Credit: Microsoft Security Blog
DEV-0586’s address doesn’t have an extensive transaction history for us to draw from. But further analysis of the ransomware’s technical characteristics indicates even more geopolitical gamesmanship. On January 26, CERT-UA released a report showing that DEV-0586 contains code repurposed from WhiteBlackCrypt, a ransomware strain active in 2021 that, like DEV-0586, is designed to wipe victims’ systems rather than extort them for money. But there’s a twist: WhiteBlackCrypt targeted Russian organizations rather than Ukrainian ones. Cybersecurity analysts believe DEV-0586’s reuse of code previously used by WhiteBlackCrypt, as well as the presence of other similarities linking the two strains, is a gambit by Russian hackers to make DEV-0586 appear to be of Ukrainian rather than Russian origin — in other words, a false flag attack. The gambit shows how far state actors using ransomware to attack foes will go to conceal their attacks’ origins and maintain plausible deniability. We’ll continue to monitor DEV-0586’s address for more activity and provide updates when possible.
Russia-affiliated attackers aren’t the only ones using ransomware for geopolitical ends. Cybersecurity analysts at Crowdstrike and Microsoft have concluded that many attacks by ransomware strains affiliated with Iran, mostly targeting organizations in the U.S., the E.U., and Israel, are geared more toward causing disruption or serving as a ruse to conceal espionage activity. Generally speaking, Chainalysis has seen significant growth over the last year in the number of ransomware strains attributed to Iranian cybercriminals in the past year — in fact, Iran accounts for more individual identified strains than any other country.
To be clear, many of those Iranian ransomware strains are used for conventional, financially motivated attacks by cybercriminals operating in the country. Iran has a highly educated population but limited occupational opportunities, which likely contributes to the allure of ransomware. However, other strains behave more like tools of espionage, extorting negligible amounts of cryptocurrency from victims. Other analysts have previously identified instances of strains affiliated with China, such as ColdLock, carrying out similar geopolitical attacks on Taiwanese organizations.

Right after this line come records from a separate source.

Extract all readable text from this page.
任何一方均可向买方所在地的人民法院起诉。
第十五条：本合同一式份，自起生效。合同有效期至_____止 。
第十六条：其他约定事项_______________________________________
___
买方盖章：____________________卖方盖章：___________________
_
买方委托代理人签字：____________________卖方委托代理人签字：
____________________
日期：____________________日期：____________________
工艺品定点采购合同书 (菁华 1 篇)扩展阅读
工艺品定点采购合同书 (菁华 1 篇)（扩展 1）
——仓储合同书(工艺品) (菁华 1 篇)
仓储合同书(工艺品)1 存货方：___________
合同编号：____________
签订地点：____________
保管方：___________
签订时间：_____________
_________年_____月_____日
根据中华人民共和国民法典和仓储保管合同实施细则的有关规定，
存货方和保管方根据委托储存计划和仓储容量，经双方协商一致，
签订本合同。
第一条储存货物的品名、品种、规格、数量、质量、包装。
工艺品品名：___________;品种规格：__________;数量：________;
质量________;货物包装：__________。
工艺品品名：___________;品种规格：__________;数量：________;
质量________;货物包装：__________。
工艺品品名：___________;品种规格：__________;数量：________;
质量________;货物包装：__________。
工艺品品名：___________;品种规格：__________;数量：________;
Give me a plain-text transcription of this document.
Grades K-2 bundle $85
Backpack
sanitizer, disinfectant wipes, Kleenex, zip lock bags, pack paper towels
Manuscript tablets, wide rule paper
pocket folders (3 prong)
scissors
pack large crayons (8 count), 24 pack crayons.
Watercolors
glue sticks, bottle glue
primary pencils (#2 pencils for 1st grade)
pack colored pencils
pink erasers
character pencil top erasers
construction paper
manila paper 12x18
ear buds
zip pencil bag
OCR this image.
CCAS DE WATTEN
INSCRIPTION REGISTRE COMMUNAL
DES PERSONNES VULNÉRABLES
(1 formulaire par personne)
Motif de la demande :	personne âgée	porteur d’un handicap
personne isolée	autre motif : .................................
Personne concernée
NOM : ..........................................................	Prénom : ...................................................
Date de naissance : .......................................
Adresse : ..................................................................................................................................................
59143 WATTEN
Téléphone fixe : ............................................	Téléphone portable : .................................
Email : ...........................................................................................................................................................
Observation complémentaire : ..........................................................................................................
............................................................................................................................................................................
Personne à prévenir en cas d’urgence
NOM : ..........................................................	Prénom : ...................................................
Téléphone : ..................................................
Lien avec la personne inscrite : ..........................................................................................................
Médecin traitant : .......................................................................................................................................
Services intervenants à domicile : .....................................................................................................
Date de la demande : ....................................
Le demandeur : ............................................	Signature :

Ransomware is a useful cover for strategic denial and deception against enemy states because attacks can be carried out cheaply, and it gives the attacking nation some measure of plausible deniability, as they can always claim the attack was carried out by mere cybercriminals or another nation state. But even ransomware attacks carried out for non-financial reasons leave a trail on the blockchain. For that reason, it’s crucial that agencies focused on national security understand how to trace funds using blockchain analysis, as this is the key to identifying the individuals involved in the attacks themselves, the tools they use, and how they launder any funds obtained from victims.
What’s next for ransomware?
Ransomware isn’t just dangerous. It’s also one of the most dynamic, constantly changing forms of cryptocurrency-based crime. Between constant rebrands, shifting money laundering strategies, and the influence of geopolitics, it’s hard to know what’s coming next. One trend to look out for though is Monero ransoms. Analysts have noted that more and more attackers are demanding victims pay in Monero, likely due to the heightened anonymity it offers. While the vast majority of attackers continue to demand Bitcoin, law enforcement and cybersecurity professionals should keep an eye out for ransom notes requesting Monero or assets associated with other protocols with privacy-enhancing features, as this will change the investigative tactics they must employ.
There’s only one thing that’s certain in ransomware: Law enforcement will continue to investigate the cybercriminals responsible, and Chainalysis software and services will be there to help them every step of the way. Events like the seizure of funds from DarkSide show that we’re making progress, and we look forward to keeping up the fight in 2022.